心之患者,置敌一党;情之怨者,陷其奸邪。

【原文】
 
心之患者,置敌一党;情之怨者,陷其奸邪。
 
【翻译】
 
心腹的祸害,把他诬指为是敌人的同伙;情感上怨恨的人,陷害他是奸诈邪恶的小人。
 
【解读】
 
把自己不满、不喜欢的人,指斥为是内奸和小人,是酷吏和阴谋者惯用的手法。他们以正直无私的君子面目出现,用最动听的正义之言,理直气壮地“揭露”和“批评”强加于人的所谓罪状。这在外人的眼里,他们却成了正义之士了;其中的真假,一时也让人难以分辨。事实上,人们受这种愚弄和欺骗的事真是太多了,在不知情者眼中,在受害者无可抗辩之下,人们也许只能相信这个假象。当权力掌握在他们手里,舆论为他们所操纵,本来的真实便被掩盖了,由此造成的悲剧也就不足为怪。但是,历史的经验告诉人们,真相是抹杀不了的,终有一天会大白于天下;伪君子是长久不了的,终有一日将暴露无遗。他们只能得逞于一时,却永远也逃脱不了正义的惩罚。
 
【事典】
 
朱浮的丑行
 
东汉光武帝时期,朱浮任幽州牧,他好大喜功,贪图虚名,招揽了许多宾客,耗费官府的钱粮众多。彭宠时任渔阳太守,为朱浮的下属,他见朱浮不务正事,醉心此道,心中大感厌恶,于是他写信进言说:
 
“天下初定,百废待兴,边城还多有战事,我们身为臣子,当为皇上尽心分忧,务实求进,大人实不该多养宾客,滥封官属,浪费钱粮。此言发乎我心,也实为大人着想,或有得罪,还请大人看在国家的利益上,原谅我的直言犯颜。”
 
朱浮看了彭宠的来信,十分震怒,他不仅不听忠言,还下命他多上缴钱粮,以供宾客之需。彭宠见朱浮变本加厉,于是就毅然抗命不从。朱浮恨愤难已,也给彭宠写了一信,信中说:
 
“以下犯上,抗命不遵,这都是死罪。你是一个武夫,没有什么教化,我姑且原谅你一次。你要知道,耍文弄墨你是不行的,行军打仗你更远在我之下;再不从命,我定讨伐于你,只怕到时你跪地求饶,己然晚了。”
 
彭宠接到此信,对朱浮更是分外憎恨。朱浮见他仍不听命,于是上书朝廷,凭空编造了他许多罪状,其中说:
 
“彭宠虽为太守,其实却是一名衣冠禽兽。

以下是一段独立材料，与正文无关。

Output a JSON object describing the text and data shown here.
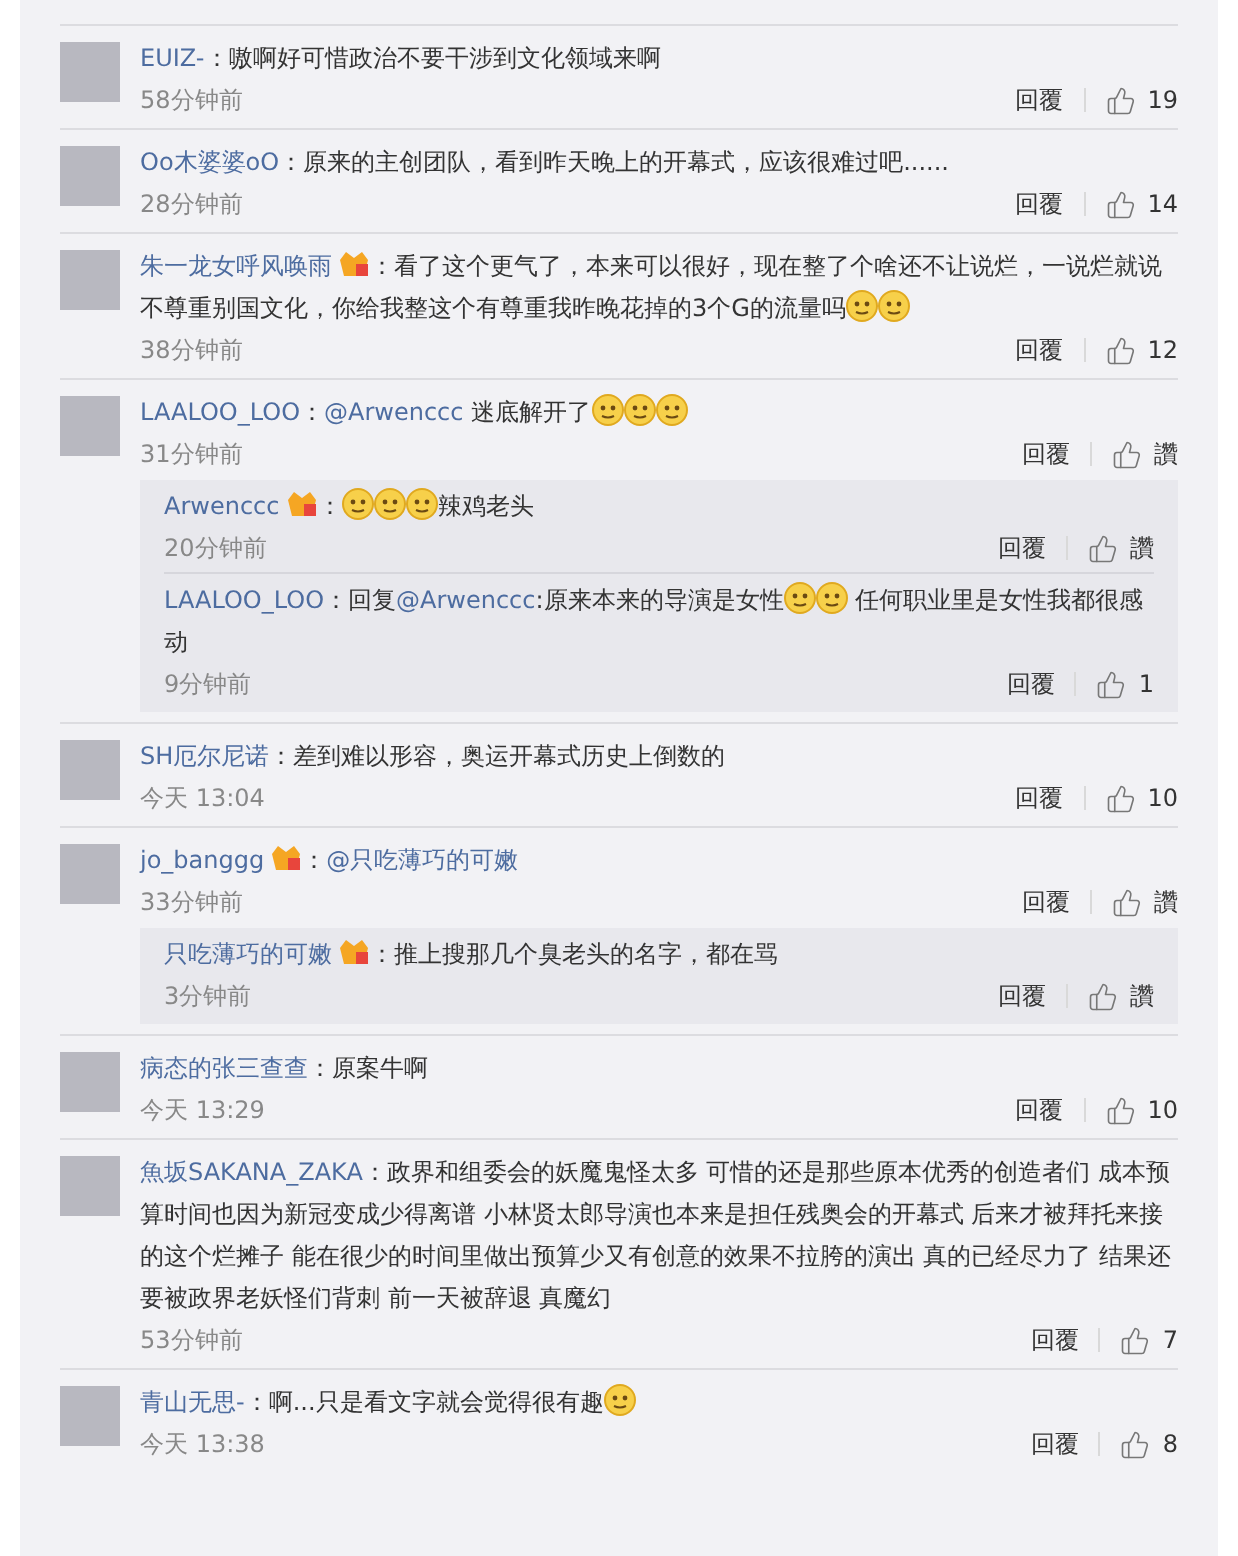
{
  "comments": [
    {
      "user": "EUIZ-",
      "badge": false,
      "parts": [
        {
          "kind": "text",
          "text": "：嗷啊好可惜政治不要干涉到文化领域来啊"
        }
      ],
      "time": "58分钟前",
      "reply": "回覆",
      "likes": "19"
    },
    {
      "user": "Oo木婆婆oO",
      "badge": false,
      "parts": [
        {
          "kind": "text",
          "text": "：原来的主创团队，看到昨天晚上的开幕式，应该很难过吧......"
        }
      ],
      "time": "28分钟前",
      "reply": "回覆",
      "likes": "14"
    },
    {
      "user": "朱一龙女呼风唤雨",
      "badge": true,
      "parts": [
        {
          "kind": "text",
          "text": "：看了这个更气了，本来可以很好，现在整了个啥还不让说烂，一说烂就说不尊重别国文化，你给我整这个有尊重我昨晚花掉的3个G的流量吗"
        },
        {
          "kind": "emoji"
        },
        {
          "kind": "emoji"
        }
      ],
      "time": "38分钟前",
      "reply": "回覆",
      "likes": "12"
    },
    {
      "user": "LAALOO_LOO",
      "badge": false,
      "parts": [
        {
          "kind": "text",
          "text": "："
        },
        {
          "kind": "mention",
          "text": "@Arwenccc"
        },
        {
          "kind": "text",
          "text": " 迷底解开了"
        },
        {
          "kind": "emoji"
        },
        {
          "kind": "emoji"
        },
        {
          "kind": "emoji"
        }
      ],
      "time": "31分钟前",
      "reply": "回覆",
      "likes": "讚",
      "replies": [
        {
          "user": "Arwenccc",
          "badge": true,
          "parts": [
            {
              "kind": "text",
              "text": "："
            },
            {
              "kind": "emoji"
            },
            {
              "kind": "emoji"
            },
            {
              "kind": "emoji"
            },
            {
              "kind": "text",
              "text": "辣鸡老头"
            }
          ],
          "time": "20分钟前",
          "reply": "回覆",
          "likes": "讚"
        },
        {
          "user": "LAALOO_LOO",
          "badge": false,
          "parts": [
            {
              "kind": "text",
              "text": "：回复"
            },
            {
              "kind": "mention",
              "text": "@Arwenccc"
            },
            {
              "kind": "text",
              "text": ":原来本来的导演是女性"
            },
            {
              "kind": "emoji"
            },
            {
              "kind": "emoji"
            },
            {
              "kind": "text",
              "text": " 任何职业里是女性我都很感动"
            }
          ],
          "time": "9分钟前",
          "reply": "回覆",
          "likes": "1"
        }
      ]
    },
    {
      "user": "SH厄尔尼诺",
      "badge": false,
      "parts": [
        {
          "kind": "text",
          "text": "：差到难以形容，奥运开幕式历史上倒数的"
        }
      ],
      "time": "今天 13:04",
      "reply": "回覆",
      "likes": "10"
    },
    {
      "user": "jo_banggg",
      "badge": true,
      "parts": [
        {
          "kind": "text",
          "text": "："
        },
        {
          "kind": "mention",
          "text": "@只吃薄巧的可嫩"
        }
      ],
      "time": "33分钟前",
      "reply": "回覆",
      "likes": "讚",
      "replies": [
        {
          "user": "只吃薄巧的可嫩",
          "badge": true,
          "parts": [
            {
              "kind": "text",
              "text": "：推上搜那几个臭老头的名字，都在骂"
            }
          ],
          "time": "3分钟前",
          "reply": "回覆",
          "likes": "讚"
        }
      ]
    },
    {
      "user": "病态的张三查查",
      "badge": false,
      "parts": [
        {
          "kind": "text",
          "text": "：原案牛啊"
        }
      ],
      "time": "今天 13:29",
      "reply": "回覆",
      "likes": "10"
    },
    {
      "user": "魚坂SAKANA_ZAKA",
      "badge": false,
      "parts": [
        {
          "kind": "text",
          "text": "：政界和组委会的妖魔鬼怪太多 可惜的还是那些原本优秀的创造者们 成本预算时间也因为新冠变成少得离谱 小林贤太郎导演也本来是担任残奥会的开幕式 后来才被拜托来接的这个烂摊子 能在很少的时间里做出预算少又有创意的效果不拉胯的演出 真的已经尽力了 结果还要被政界老妖怪们背刺 前一天被辞退 真魔幻"
        }
      ],
      "time": "53分钟前",
      "reply": "回覆",
      "likes": "7"
    },
    {
      "user": "青山无思-",
      "badge": false,
      "parts": [
        {
          "kind": "text",
          "text": "：啊...只是看文字就会觉得很有趣"
        },
        {
          "kind": "emoji"
        }
      ],
      "time": "今天 13:38",
      "reply": "回覆",
      "likes": "8"
    }
  ]
}
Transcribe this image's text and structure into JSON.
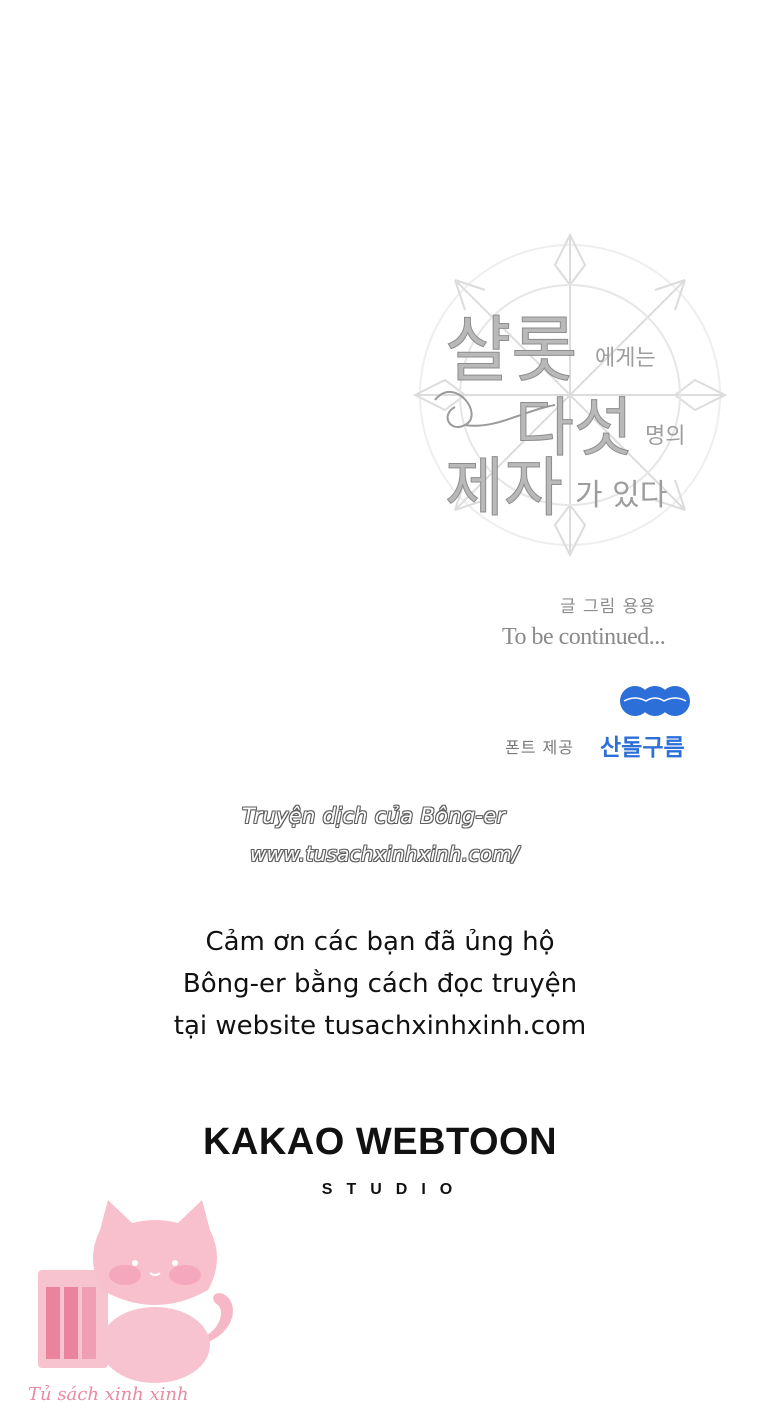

他派人接她的妻子进城享福,却把他母亲扔在乡下,不管不问。他为人奸诈,心肠特毒,连他最好的朋友都被他杀死。彭宠自恃手中有兵,暗中却和敌人私通,日夜谋划造反。如此不忠不孝不仁不义之人,恳请朝廷及早将他除去,以去大患。”
 
彭宠得知此事,怒上加怒,他冲动之下,于是发兵攻打朱浮。朱浮惶恐变色,俟他心神稍定,又玩起了他擅长的口舌之能,写了一封长信给彭宠送去,慷慨激昂地诬陷彭宠说:
 
“你身受国家大恩,坐享朝廷俸禄,你怎能不顾恩义,起兵造反呢?你的良心何在?你的心肝何在?似你如此奸邪小人,怎配生在天地之间,你置百姓生死于不顾,你还算是个人吗?稍有良知的人,都会以你为耻,你作恶如此,想必你的父母亲人都会因你蒙羞,恨你不死了。”
 
信的最后,朱浮所写的一句话成了千古名言:“凡举事无为亲厚者所痛,而为见仇者所快。”
 
其实,彭宠此举不过是和他的个人意气之争,绝非造反;朱浮如此诬陷彭宠,其险恶用心自是不言自明了。结果在彭宠大军进逼之下,无德无能的朱浮吓得要死,他竟不敢抗拒,杀妻弃城而逃。